Tout à fait. Originaire d’Éthiopie, ce poisson d’eau douce fut introduit en 1954 dans le lac Victoria (Afrique de l’Est) afin d’augmenter les revenus des pêcheurs locaux. De ce point de vue, l’initiative humaine a sans doute été fructueuse. Mais en termes de biodiversité, le bilan est catastrophique : en moins d’un demi-siècle, quelque 300 espèces de poissons qui vivaient dans le lac depuis des millénaires, des cichlidés colorés que l’on trouve souvent dans les aquariums, ont disparu à jamais.

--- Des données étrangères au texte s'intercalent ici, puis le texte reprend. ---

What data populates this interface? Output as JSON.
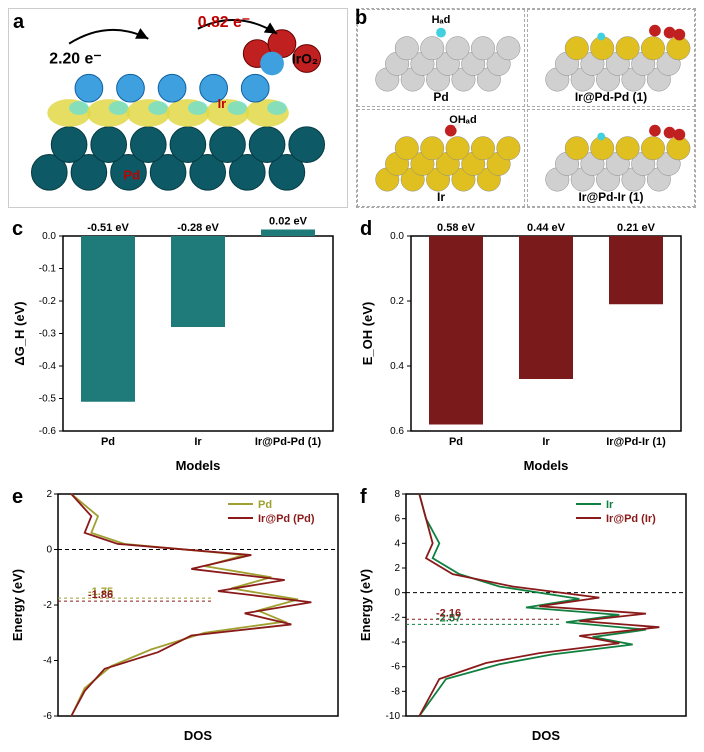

Ils n’avaient aucune échappatoire, le lac étant un espace clos, et ne disposaient d’aucun comportement adapté pour échapper à ce nouveau prédateur fort gourmand. Leur anéantissement était donc inévitable. Si on parachutait des humains sur une île où, sans armes, ils devaient cohabiter avec un tyrannosaure, ils ne s’en sortiraient pas mieux. Bref, cette invasion du lac Victoria par la perche du Nil est considérée comme le plus grand événement d’extinction de vertébrés de l’histoire.
En Europe, avec l’écrevisse de Louisiane, la même cause, - la recherche d’une ressource lucrative par des humains - a provoqué des effets similaires...

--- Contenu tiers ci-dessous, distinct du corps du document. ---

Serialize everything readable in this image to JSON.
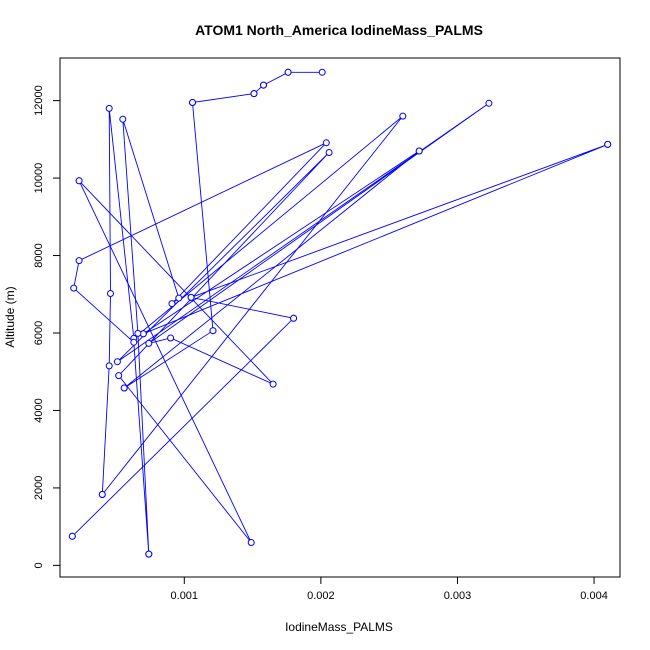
{
  "chart_data": {
    "type": "line",
    "title": "ATOM1 North_America IodineMass_PALMS",
    "xlabel": "IodineMass_PALMS",
    "ylabel": "Altitude (m)",
    "xlim": [
      9e-05,
      0.00419
    ],
    "ylim": [
      -300,
      13100
    ],
    "xticks": [
      {
        "value": 0.001,
        "label": "0.001"
      },
      {
        "value": 0.002,
        "label": "0.002"
      },
      {
        "value": 0.003,
        "label": "0.003"
      },
      {
        "value": 0.004,
        "label": "0.004"
      }
    ],
    "yticks": [
      {
        "value": 0,
        "label": "0"
      },
      {
        "value": 2000,
        "label": "2000"
      },
      {
        "value": 4000,
        "label": "4000"
      },
      {
        "value": 6000,
        "label": "6000"
      },
      {
        "value": 8000,
        "label": "8000"
      },
      {
        "value": 10000,
        "label": "10000"
      },
      {
        "value": 12000,
        "label": "12000"
      }
    ],
    "grid": false,
    "series": [
      {
        "color": "#0000ff",
        "points": [
          {
            "x": 0.00018,
            "y": 750
          },
          {
            "x": 0.0018,
            "y": 6380
          },
          {
            "x": 0.00105,
            "y": 6920
          },
          {
            "x": 0.0041,
            "y": 10870
          },
          {
            "x": 0.0007,
            "y": 5980
          },
          {
            "x": 0.00272,
            "y": 10700
          },
          {
            "x": 0.00056,
            "y": 4580
          },
          {
            "x": 0.00121,
            "y": 6060
          },
          {
            "x": 0.00106,
            "y": 11950
          },
          {
            "x": 0.00151,
            "y": 12180
          },
          {
            "x": 0.00158,
            "y": 12400
          },
          {
            "x": 0.00176,
            "y": 12730
          },
          {
            "x": 0.00201,
            "y": 12730
          },
          {
            "x": 0.00176,
            "y": 12730
          },
          {
            "x": 0.00158,
            "y": 12400
          },
          {
            "x": 0.00151,
            "y": 12180
          },
          {
            "x": 0.00106,
            "y": 11950
          },
          {
            "x": 0.00121,
            "y": 6060
          },
          {
            "x": 0.00056,
            "y": 4580
          },
          {
            "x": 0.00272,
            "y": 10700
          },
          {
            "x": 0.0007,
            "y": 5980
          },
          {
            "x": 0.0041,
            "y": 10870
          },
          {
            "x": 0.00105,
            "y": 6920
          },
          {
            "x": 0.0018,
            "y": 6380
          },
          {
            "x": 0.00018,
            "y": 750
          }
        ]
      },
      {
        "color": "#0000ff",
        "points": [
          {
            "x": 0.0004,
            "y": 1830
          },
          {
            "x": 0.0026,
            "y": 11600
          },
          {
            "x": 0.00063,
            "y": 5860
          },
          {
            "x": 0.00045,
            "y": 11800
          },
          {
            "x": 0.00046,
            "y": 7020
          },
          {
            "x": 0.00045,
            "y": 5150
          },
          {
            "x": 0.0004,
            "y": 1830
          }
        ]
      },
      {
        "color": "#0000ff",
        "points": [
          {
            "x": 0.00023,
            "y": 9930
          },
          {
            "x": 0.00165,
            "y": 4680
          },
          {
            "x": 0.0009,
            "y": 5870
          },
          {
            "x": 0.00074,
            "y": 5730
          },
          {
            "x": 0.00323,
            "y": 11930
          },
          {
            "x": 0.00051,
            "y": 5260
          },
          {
            "x": 0.00206,
            "y": 10660
          },
          {
            "x": 0.00052,
            "y": 4900
          },
          {
            "x": 0.00149,
            "y": 590
          },
          {
            "x": 0.00023,
            "y": 9930
          }
        ]
      },
      {
        "color": "#0000ff",
        "points": [
          {
            "x": 0.00074,
            "y": 290
          },
          {
            "x": 0.00063,
            "y": 5760
          },
          {
            "x": 0.00019,
            "y": 7160
          },
          {
            "x": 0.00023,
            "y": 7870
          },
          {
            "x": 0.00204,
            "y": 10910
          },
          {
            "x": 0.00091,
            "y": 6760
          },
          {
            "x": 0.00096,
            "y": 6900
          },
          {
            "x": 0.00055,
            "y": 11520
          },
          {
            "x": 0.00066,
            "y": 5990
          },
          {
            "x": 0.00074,
            "y": 290
          }
        ]
      }
    ]
  }
}
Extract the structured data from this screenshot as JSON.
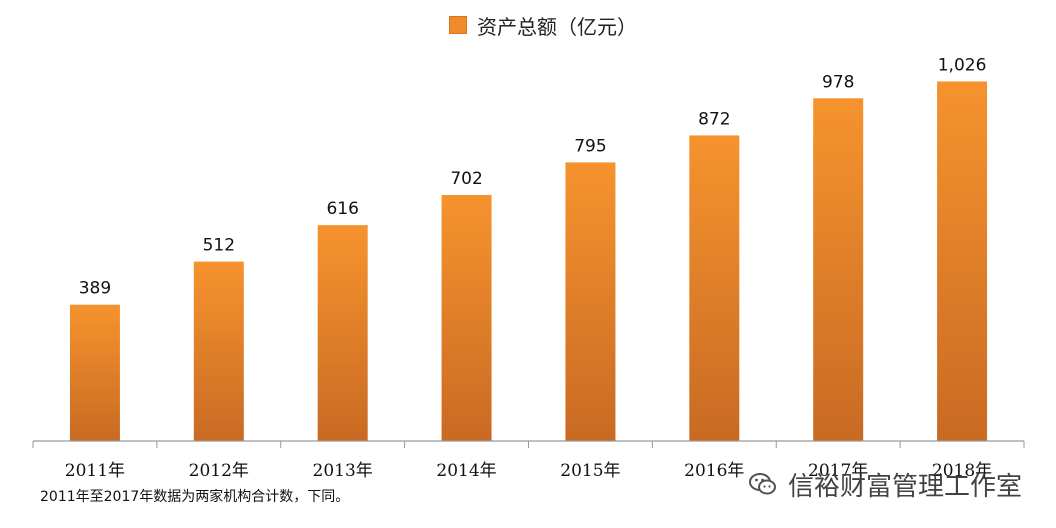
{
  "chart_data": {
    "type": "bar",
    "title": "",
    "categories": [
      "2011年",
      "2012年",
      "2013年",
      "2014年",
      "2015年",
      "2016年",
      "2017年",
      "2018年"
    ],
    "series": [
      {
        "name": "资产总额（亿元）",
        "values": [
          389,
          512,
          616,
          702,
          795,
          872,
          978,
          1026
        ]
      }
    ],
    "data_labels": [
      "389",
      "512",
      "616",
      "702",
      "795",
      "872",
      "978",
      "1,026"
    ],
    "xlabel": "",
    "ylabel": "",
    "ylim": [
      0,
      1150
    ],
    "grid": false,
    "legend": {
      "position": "top-center"
    },
    "colors": {
      "bar_top": "#f6932e",
      "bar_bottom": "#c96a23",
      "axis": "#999999"
    }
  },
  "footnote": "2011年至2017年数据为两家机构合计数，下同。",
  "watermark": {
    "icon": "wechat-icon",
    "text": "信裕财富管理工作室"
  }
}
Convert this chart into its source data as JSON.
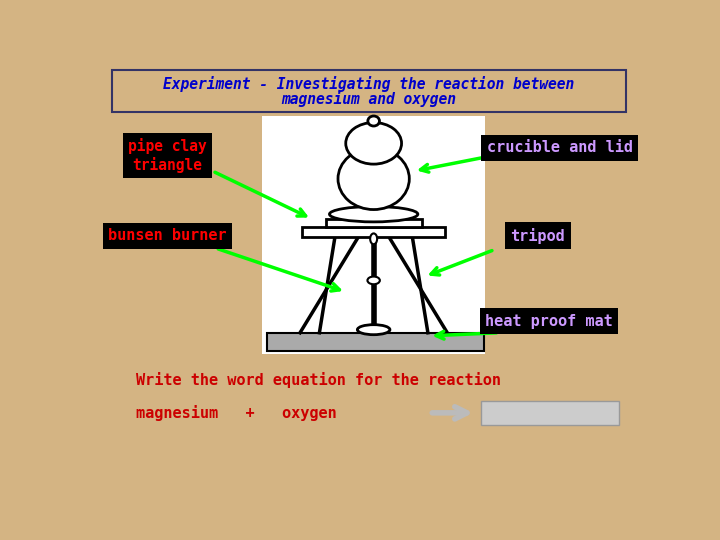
{
  "bg_color": "#D4B483",
  "title_line1": "Experiment - Investigating the reaction between",
  "title_line2": "magnesium and oxygen",
  "title_color": "#0000CC",
  "title_box_edge": "#333366",
  "labels": {
    "pipe_clay": "pipe clay\ntriangle",
    "crucible": "crucible and lid",
    "bunsen": "bunsen burner",
    "tripod": "tripod",
    "heat": "heat proof mat"
  },
  "label_bg": "#000000",
  "label_text_color_red": "#FF0000",
  "label_text_color_purple": "#CC99FF",
  "arrow_color": "#00FF00",
  "equation_text": "Write the word equation for the reaction",
  "equation_text_color": "#CC0000",
  "eq_left": "magnesium   +   oxygen",
  "eq_text_color": "#CC0000",
  "answer_box_color": "#CCCCCC",
  "answer_box_edge": "#999999",
  "white_area": "#FFFFFF",
  "mat_color": "#AAAAAA",
  "black": "#000000"
}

L’écrevisse de Louisiane n’était initialement présente qu’au Mexique et dans le sud des États-Unis, et c’est en effet pour des raisons commerciales qu’elle a été introduite en France et en Espagne dans les années 1970 et 1980. Sa chair plaît aux consommateurs de crustacés. Cependant, elle a décimé les populations indigènes d’écrevisses, moins robustes, et a affecté gravement de nombreuses composantes des écosystèmes qu’elle a envahis, faisant disparaître massivement de la végétation aquatique et impactant fortement des populations d’insectes, de mollusques et d’amphibiens.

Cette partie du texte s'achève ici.